Le tout est narré avec une grande vivacité, un humour et une ironie qui rend le tout assez drôle et jubilatoire....je ne déploierai pas plus de détails...Toutefois, j'adjoins qq extraits, afin de donner le ton original de cet écrivain, ne manquant pas de malice et de causticité...avec de savoureuses descriptions de Naples , du village du baron...et des différentes classes sociales !
"Le Baron et le prêtre
Le Baron Charles- Coriolan de Santafusca ne croyait pas à Dieu et moins encore au diable (...)
Pendant quelques années, le jeune homme, dit " le Baron", lut des livres et prit la science au sérieux : mais il n'eût pas été lui, si, pour l'amour de la science, il eût renoncé aux belles femmes, au jeu, au bon vin du Vésuve et aux chers amis.Le libertin mit
la main sur le moine et sur le nihiliste, et de la fusion de ces trois hommes sortit le baron, unique en son genre, grand joueur, grand fumeur, grand blasphémateur devant l'éternel Néant, et en même temps camarade aimable, idole des femmes, courageux comme un forçat, et à certaines lunes rêveur comme un brahmane.
Nous parlons ici du baron de sa première manière, quand il n'avait pas plus de trente ans. Naples alors n'était tout entière qu'une fête garibaldienne, blanche rouge et verte.Les femmes embrassaient les beaux soldats dans la rue et élevaient les enfants sur leurs bras afin que Garibaldi les baptisât au saint nom de l' Italie."

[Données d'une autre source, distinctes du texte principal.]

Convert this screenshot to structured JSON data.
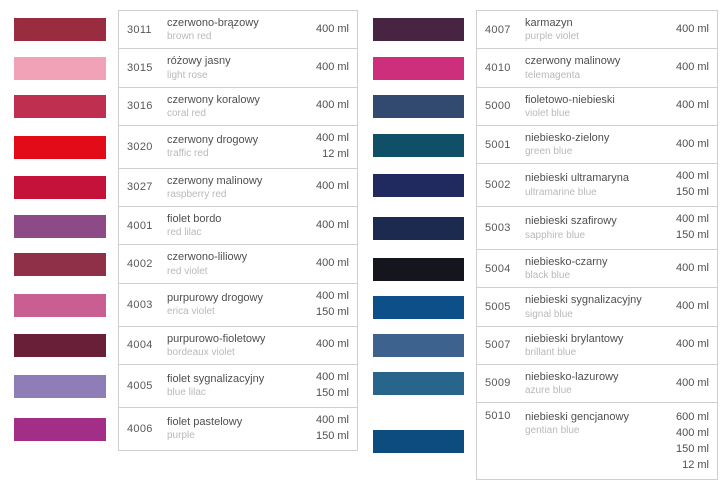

Un petit bémol : après un suspens savamment entretenu tout au long du roman ,sur un fil narratif pourtant très, très tenu, une chute brusque et trop vite expédiée, m'apportant personnellement quelque frustration, alors que l'ensemble avait fini par me
" capter" complètement!..
Cela reste une découverte fort intéressante, que je vais d'ailleurs partager avec un couple d'amis , auquel je vais prêter cet ouvrage; publication qui possède, en plus une couverture fort réussie, aussi éloquente et malicieuse que son contenu !!